Is it disappointment? Is it that you expected more? Are you giving more than you are receiving? Are you appreciated and feel appreciated every day?
Sometimes you can have a clean heartbreak and sometimes there is a consistent falling of the heart where you want more out of life, your relationship, yourself and it is cyclical. The cyclical heartbreak is not anymore hurtful than the former but it is consistent. Consistent means long-term effects that affect your daily life and how you function. How can we concentrate on happiness if negativity is always given a front row seat to our lives?
Perhaps some of you have seen Inside Out. It is a children´s movie. However, with all children´s movies, one must realize that they are written by adults. A lovely thing about most children´s movies is that it is meant to teach a lesson; something where we can take away and reflect on what we have seen.
In the film, there are different emotions that play into the different situations we experience in life. Each of these emotions attempts to help the child navigate and understand themselves. As the film progresses what we see is an alienation of sadness. Sadness is pushed into the corner, ignored and alone. Happiness, anger, fear and envy? are left behind to maneuver the individual to feel different ways.

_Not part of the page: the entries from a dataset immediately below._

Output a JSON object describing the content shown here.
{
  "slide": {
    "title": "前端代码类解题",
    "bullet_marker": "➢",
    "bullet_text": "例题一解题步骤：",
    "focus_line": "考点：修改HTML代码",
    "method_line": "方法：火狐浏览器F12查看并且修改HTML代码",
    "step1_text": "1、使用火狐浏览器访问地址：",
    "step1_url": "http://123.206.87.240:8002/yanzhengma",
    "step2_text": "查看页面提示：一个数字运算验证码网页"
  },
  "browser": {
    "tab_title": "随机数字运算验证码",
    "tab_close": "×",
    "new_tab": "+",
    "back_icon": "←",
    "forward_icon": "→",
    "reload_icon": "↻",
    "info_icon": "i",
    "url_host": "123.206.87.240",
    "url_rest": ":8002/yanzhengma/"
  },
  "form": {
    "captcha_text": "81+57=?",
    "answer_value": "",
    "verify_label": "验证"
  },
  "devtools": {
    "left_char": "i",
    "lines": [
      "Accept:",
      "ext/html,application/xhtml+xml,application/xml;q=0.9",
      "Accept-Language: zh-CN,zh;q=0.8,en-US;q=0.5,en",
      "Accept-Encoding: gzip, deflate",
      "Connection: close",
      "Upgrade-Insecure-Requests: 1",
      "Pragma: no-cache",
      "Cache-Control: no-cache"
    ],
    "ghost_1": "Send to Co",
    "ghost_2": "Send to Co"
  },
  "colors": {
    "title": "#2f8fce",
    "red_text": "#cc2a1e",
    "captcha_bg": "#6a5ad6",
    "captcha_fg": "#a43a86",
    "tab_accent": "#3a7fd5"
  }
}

However, what we learn later is that every situation demands different emotional maturity as we grow older. We cannot avoid feeling the good without understanding what makes us upset. When we understand what our triggers are or the kinds of things that make us sad, it provides us with perspective and understand so that we may move forward and learn to love the positive aspects of life. We shouldn´t focus entirely on the sadness and negativity but we should understand the role that they play in our lives.

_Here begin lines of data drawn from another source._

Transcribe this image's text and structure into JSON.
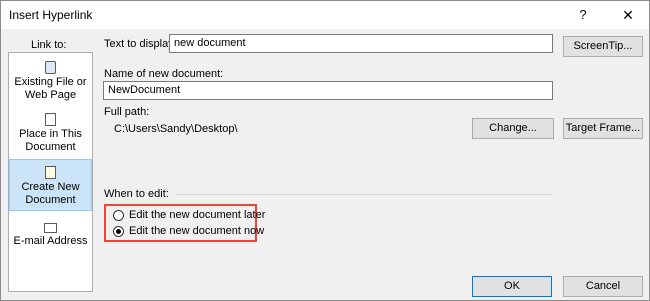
{
  "window": {
    "title": "Insert Hyperlink",
    "help": "?",
    "close": "✕"
  },
  "link_to": {
    "label": "Link to:",
    "items": [
      {
        "label": "Existing File or Web Page",
        "icon": "globe-document-icon"
      },
      {
        "label": "Place in This Document",
        "icon": "document-icon"
      },
      {
        "label": "Create New Document",
        "icon": "new-document-icon",
        "selected": true
      },
      {
        "label": "E-mail Address",
        "icon": "email-icon"
      }
    ]
  },
  "text_to_display": {
    "label": "Text to display:",
    "value": "new document"
  },
  "screentip_button": "ScreenTip...",
  "new_doc_name": {
    "label": "Name of new document:",
    "value": "NewDocument"
  },
  "full_path": {
    "label": "Full path:",
    "value": "C:\\Users\\Sandy\\Desktop\\"
  },
  "change_button": "Change...",
  "target_frame_button": "Target Frame...",
  "when_to_edit": {
    "label": "When to edit:",
    "options": [
      {
        "label": "Edit the new document later",
        "selected": false
      },
      {
        "label": "Edit the new document now",
        "selected": true
      }
    ]
  },
  "ok_button": "OK",
  "cancel_button": "Cancel"
}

No one can be happy 100% of the time. We have ups and downs and ways that we are pleased or disappointed. When we become stressed or disappointed, what should we do? Do we retreat into ourselves or do we discuss the issue with others for perspective and therefore, afterwards create an action plan of sorts?
How we react to our ups and downs can help train us to be reflective, meditative and happier, positive people. Heartbreak as experienced through life,situations, other people who haven´t a clue how to feed or replenish our souls or to be there. Half of the time, it is about listening to the other party and really hearing them. Responding to what they say and trying to understand perhaps what is not said.